The following security vulnerability issues are resolved in PureDisk
6.5.1:

* ET1258575 - Authenticated users could crash the LDAP server's slapd
process using the "NOOP" command.

* ET1263651 - Multiple PHP and Perl Compatible Regular Expressions (PCRE)
vulnerabilities, the most serious vulnerabilities allow unauthenticated
users to trigger a buffer overflow and potentially execute arbitrary code.

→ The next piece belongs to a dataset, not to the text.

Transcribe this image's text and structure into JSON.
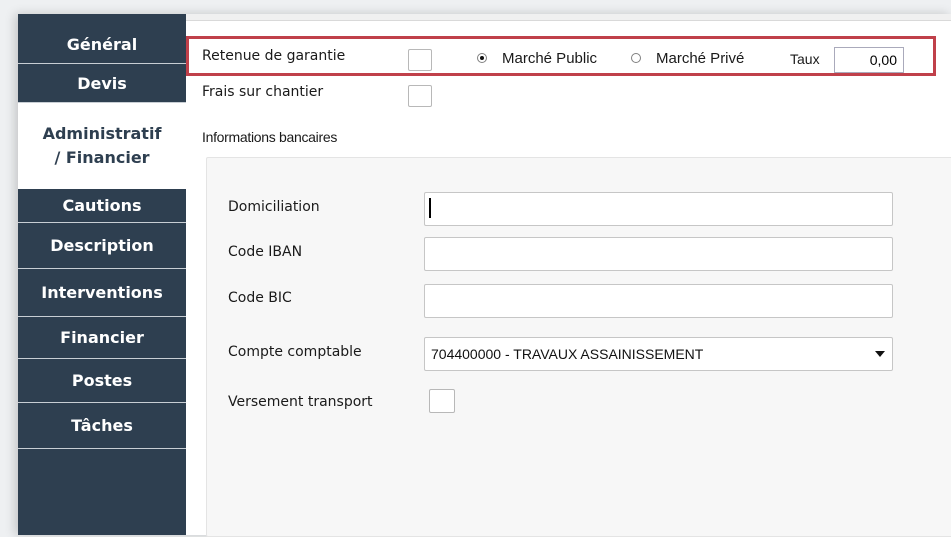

* ET1279547 - The PureDisk configuration of apache allows the discovery
of the available system users.

* ET1279550 - The PureDisk storage pool authority and metabase server
expose that they are running PHP.

* ET1283905 - If OpenSSL has been compiled using the non-default
Transport Layer Security server name extensions, a remote attacker could
send a carefully crafted packet to a server application using OpenSSL and
cause it to crash. Affects OpenSSL 0.9.8f and OpenSSL 0.9.8g.

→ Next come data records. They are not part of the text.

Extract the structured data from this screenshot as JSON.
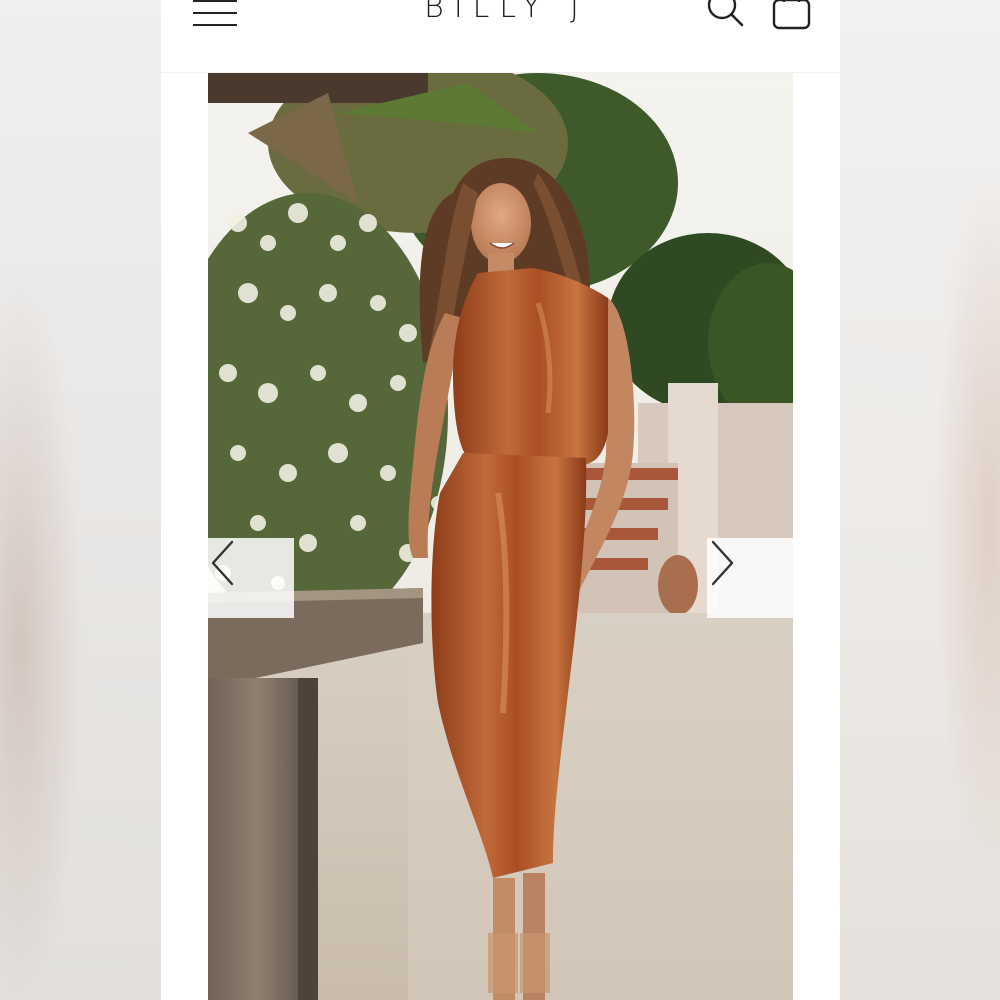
{
  "header": {
    "brand": "BILLY J",
    "menu_icon": "hamburger-menu-icon",
    "search_icon": "search-icon",
    "cart_icon": "shopping-bag-icon"
  },
  "gallery": {
    "image": "product-photo-woman-rust-satin-halter-midi-dress",
    "prev_icon": "chevron-left-icon",
    "next_icon": "chevron-right-icon"
  },
  "colors": {
    "dress": "#b3552a",
    "background_white": "#ffffff",
    "icon_dark": "#222222"
  }
}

* ET1294264 - A vulnerability caused by an error in the
"ap_proxy_http_process_response()" function when forwarding interim
responses has been reported in the Apache mod_proxy module, that
potentially can be exploited to cause a Denial of Service attack.

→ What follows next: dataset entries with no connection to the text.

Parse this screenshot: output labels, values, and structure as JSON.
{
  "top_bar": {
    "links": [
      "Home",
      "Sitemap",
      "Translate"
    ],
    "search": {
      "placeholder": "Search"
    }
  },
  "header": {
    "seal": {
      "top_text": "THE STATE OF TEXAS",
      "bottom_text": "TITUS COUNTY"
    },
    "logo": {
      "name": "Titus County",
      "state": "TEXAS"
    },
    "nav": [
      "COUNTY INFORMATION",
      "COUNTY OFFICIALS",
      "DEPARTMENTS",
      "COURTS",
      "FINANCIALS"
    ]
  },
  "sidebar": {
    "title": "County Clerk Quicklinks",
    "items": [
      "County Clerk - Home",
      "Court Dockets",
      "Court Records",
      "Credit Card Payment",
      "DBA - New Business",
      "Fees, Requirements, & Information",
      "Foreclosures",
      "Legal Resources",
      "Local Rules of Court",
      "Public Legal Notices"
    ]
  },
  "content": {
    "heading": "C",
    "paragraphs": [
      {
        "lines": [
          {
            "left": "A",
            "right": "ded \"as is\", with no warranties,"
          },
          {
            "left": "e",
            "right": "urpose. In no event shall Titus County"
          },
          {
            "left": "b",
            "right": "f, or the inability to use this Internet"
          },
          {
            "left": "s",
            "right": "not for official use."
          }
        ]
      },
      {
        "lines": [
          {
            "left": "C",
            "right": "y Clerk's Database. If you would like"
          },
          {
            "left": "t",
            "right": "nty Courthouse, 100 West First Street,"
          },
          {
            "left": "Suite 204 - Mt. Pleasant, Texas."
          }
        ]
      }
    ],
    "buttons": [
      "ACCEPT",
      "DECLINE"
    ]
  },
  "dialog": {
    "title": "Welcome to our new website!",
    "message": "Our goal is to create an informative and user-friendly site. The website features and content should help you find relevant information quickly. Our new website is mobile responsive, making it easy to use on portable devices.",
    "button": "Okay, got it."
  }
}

* ET1294262 - Improper quoting in some parts of Vim written in the Vim
Script can lead to arbitrary code execution upon opening a crafted file.

* ET1303860 - It is possible to send SQL commands through the
MetabaseFind interface that could potentially result in the loss of a SQL
database.

* ET1377416 - The net-snmp package has a denial of service vulnerability
(CVE-2008-2292), an authentication bypass (CVE-2008-0960) and other
memory leaks.

* ET1378552 - Multiple heap-based buffer overflows in the encryption and
decryption functions in crypto.c in libexslt in libxslt 1.1.8 through
1.1.24 allow context-dependent attackers to execute arbitrary code via an
XML file containing a long string as "an argument in the XSL input."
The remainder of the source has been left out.